In a cross-sectional online survey, the prevalence of IGD and its psychiatric associations among gamers from three Arab countries (Jordan, Kuwait, and Syria) was assessed. The study used social media platforms (Facebook, Twitter, and LinkedIn) to distribute the online questionnaires described below. Any adult from 18 to 35 years from those three countries was eligible to participate in the study; social media platforms were used for data collection through invitations via private messages to participate in the survey. Ethical approval of the study was obtained from the internal review board (IRB) of the Faculty of Medicine, Aleppo University, Syria (number: 8197). The participants were asked to consent that they agree to answer the questionnaire for research purposes on the first page of the online form. At the beginning of the survey, participants were asked if they play Internet games (yes/no). By answering “yes,” they were directly linked to the survey. By answering “no,” they were directed to the questionnaire about psychiatric comorbidities only, which includes three tools to quantify depressiveness, anxiety as well as attention deficit, and hyperactivity (the inventories are described in the “Methods” section). Data were collected in June and July 2021.
The following demographic variables were obtained: age, gender, residence, parents’ education, profession, and country of residence.
Study questionnaires
The Internet Gaming Disorder-20 questionnaire (IGD-20)
The questionnaire consists of 20 questions to be answered on a 5-point Likert scale [never [1], rarely [2], sometimes [3], often [4], and very often [5]]. Thus the obtainable score ranges from 20 to 100, with scores above a cutoff point of 71 considered to indicate the presence of IGD. The questionnaire has a Cronbach’s alpha of 0.87 and 0.9, for the original and the Arabic version, respectively [10, 11].
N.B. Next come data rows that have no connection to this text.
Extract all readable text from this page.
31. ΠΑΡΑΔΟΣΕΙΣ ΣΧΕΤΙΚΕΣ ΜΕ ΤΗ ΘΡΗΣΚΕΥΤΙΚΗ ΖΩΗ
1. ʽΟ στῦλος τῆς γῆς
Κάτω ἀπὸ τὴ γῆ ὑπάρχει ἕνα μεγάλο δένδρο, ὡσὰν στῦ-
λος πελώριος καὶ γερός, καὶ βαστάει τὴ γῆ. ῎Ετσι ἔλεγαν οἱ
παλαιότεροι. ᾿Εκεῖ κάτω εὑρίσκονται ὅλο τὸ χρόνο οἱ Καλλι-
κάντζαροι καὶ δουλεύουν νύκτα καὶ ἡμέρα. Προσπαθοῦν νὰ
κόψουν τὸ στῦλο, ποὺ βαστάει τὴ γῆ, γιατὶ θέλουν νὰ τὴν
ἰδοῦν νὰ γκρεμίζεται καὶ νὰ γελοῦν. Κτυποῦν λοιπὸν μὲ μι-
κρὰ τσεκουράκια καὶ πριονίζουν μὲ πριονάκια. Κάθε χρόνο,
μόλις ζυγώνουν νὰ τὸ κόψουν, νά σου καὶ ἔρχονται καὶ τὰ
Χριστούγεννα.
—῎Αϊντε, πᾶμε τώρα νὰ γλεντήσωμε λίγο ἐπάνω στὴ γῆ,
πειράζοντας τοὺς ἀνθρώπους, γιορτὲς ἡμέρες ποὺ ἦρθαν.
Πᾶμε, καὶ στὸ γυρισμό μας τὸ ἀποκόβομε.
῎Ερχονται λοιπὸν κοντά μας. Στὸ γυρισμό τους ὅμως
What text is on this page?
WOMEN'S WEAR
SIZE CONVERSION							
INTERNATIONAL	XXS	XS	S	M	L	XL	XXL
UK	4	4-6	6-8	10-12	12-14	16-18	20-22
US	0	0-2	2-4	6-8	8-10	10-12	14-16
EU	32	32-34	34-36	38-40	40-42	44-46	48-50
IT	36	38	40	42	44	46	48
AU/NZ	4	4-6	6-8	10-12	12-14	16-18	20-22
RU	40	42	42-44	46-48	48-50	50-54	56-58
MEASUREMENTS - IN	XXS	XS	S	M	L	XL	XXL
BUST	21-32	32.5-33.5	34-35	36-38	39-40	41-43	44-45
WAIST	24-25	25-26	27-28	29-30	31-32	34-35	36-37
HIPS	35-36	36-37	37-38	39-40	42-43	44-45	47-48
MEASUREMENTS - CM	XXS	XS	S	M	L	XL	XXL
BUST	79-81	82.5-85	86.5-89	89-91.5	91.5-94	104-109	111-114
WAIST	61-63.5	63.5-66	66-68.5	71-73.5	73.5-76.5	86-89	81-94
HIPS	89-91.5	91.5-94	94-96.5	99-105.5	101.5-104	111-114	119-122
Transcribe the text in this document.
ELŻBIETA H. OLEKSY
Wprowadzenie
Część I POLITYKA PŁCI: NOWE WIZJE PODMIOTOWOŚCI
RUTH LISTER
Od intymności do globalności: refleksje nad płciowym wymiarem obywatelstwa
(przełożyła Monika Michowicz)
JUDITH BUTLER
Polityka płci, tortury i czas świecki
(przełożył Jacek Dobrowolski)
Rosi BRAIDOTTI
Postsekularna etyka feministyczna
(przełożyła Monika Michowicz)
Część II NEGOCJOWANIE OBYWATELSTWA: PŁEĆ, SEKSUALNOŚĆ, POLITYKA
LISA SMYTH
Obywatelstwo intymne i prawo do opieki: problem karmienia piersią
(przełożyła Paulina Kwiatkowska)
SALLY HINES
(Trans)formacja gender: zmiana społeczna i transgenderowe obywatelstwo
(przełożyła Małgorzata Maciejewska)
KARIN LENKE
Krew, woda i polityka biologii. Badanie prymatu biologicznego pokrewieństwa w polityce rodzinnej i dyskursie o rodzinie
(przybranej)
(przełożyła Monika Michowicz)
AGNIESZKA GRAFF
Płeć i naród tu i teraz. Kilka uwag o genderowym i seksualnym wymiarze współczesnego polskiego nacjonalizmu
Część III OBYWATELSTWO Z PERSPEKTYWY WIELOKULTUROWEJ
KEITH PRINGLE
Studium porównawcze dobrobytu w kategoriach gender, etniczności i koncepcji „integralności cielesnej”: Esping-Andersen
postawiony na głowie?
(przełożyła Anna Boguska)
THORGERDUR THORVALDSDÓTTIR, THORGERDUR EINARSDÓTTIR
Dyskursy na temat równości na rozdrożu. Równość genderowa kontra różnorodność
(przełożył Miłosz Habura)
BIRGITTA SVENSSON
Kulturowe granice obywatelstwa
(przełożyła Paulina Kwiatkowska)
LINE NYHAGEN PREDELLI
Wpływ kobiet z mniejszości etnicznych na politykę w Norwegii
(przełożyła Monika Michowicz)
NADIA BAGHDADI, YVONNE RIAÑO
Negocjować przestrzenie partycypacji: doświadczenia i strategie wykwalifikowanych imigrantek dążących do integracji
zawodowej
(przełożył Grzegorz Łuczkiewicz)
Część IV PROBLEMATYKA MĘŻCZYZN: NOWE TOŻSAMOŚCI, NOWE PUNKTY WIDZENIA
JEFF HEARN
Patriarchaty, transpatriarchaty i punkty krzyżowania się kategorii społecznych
The Patient Health Questionnaire (PHQ-9) for the assessment of depression
The questionnaire consists of nine questions to be answered on a 4-point Likert scale [not at all (0), on several days [1], on more than half of the days [2], nearly every day [3]]. Thus, the obtainable score ranges from 0 to 27, with higher scores meaning higher levels of depression. The Cronbach’s alpha for the questionnaire is 0.89 and 0.88, for the English and Arabic versions, respectively [12,13,14].
The Generalized Anxiety Disorder (GAD-7) questionnaire for the assessment of Anxiety
The questionnaire consists of 7 questions to be answered on a 4-point Likert scale [not at all (0), on several days [1] on more than half of the days [2], nearly every day [3]], with a score ranging from 0 to 21, and higher scores indicating higher anxiety levels. The Cronbach’s alpha for the questionnaire is 0.89 for the English and 0.88 for the Arabic version, respectively.
The Adult ADHD Self-Report Scale 26 (ASRS-26) (Arabic version)
The questionnaire consists of nine questions assessing attention deficit and nine questions assessing hyperactivity. The score for attention deficit and hyperactivity ranges from 0 to 36 each, with higher scores indicating higher levels of severity. The responses are scored depending on the question as zero or 1. On items, 1–3, 9, 12, 16, and 18 ratings of very often, often, or sometimes are assigned 1 point, while ratings of rarely or never are assigned 0 point. Regarding the remaining 11 items, ratings of very often or often are assigned 1 point (ratings of sometimes, rarely, and never are assigned 0 point) [15, 16].
Participants who reported not playing Internet games were not given the IGD-20 but rather the PHQ-9, GAD-7, and ADHD self-report scale only.
Sampling and sample size calculation
We used the following equation n = z2P[1-P]/d2 [17], with z denoting the statistic corresponding to confidence level, P being the prevalence that is expected, and d being the precision in correspondence to the effect size. Under the assumptions of a 95% CI, 50% response distribution, and 0.05 margin of error, a sample size of 384 participants was calculated as a minimal sample to represent the population of gamers. We continued to recruit responses (from both gamers and non-gamers) until the minimal sample size of gamers was reached. A team of data collectors (EA, MK, ZMH) was assigned to each country to distribute the online questionnaire on social media platforms, and the responses were collected from the social media platforms. As all three participating countries belong to the Arab region and therefore share the same language, values, and comparable Internet resources, data from the three participating countries were pooled for the analysis.
Statistical analysis
Descriptive statistics (frequency and percentage) were used to calculate the prevalence of IGD in the study sample. Furthermore, chi-square tests were used to compare the frequency of gaming disorders according to the participants’ demographics (p-value was set at 0.05).
To examine the association between IGD and psychiatric comorbidities, the scores of psychiatric disorders were compared between the disordered/non-disordered groups of gamers using the Mann-Whitney tests. Furthermore, the scores of psychiatric disorders were compared between gamers and non-gamers. Further correlation analyses were run between the gaming disorder score and scores in depression, anxiety, attention deficit, and hyperactivity.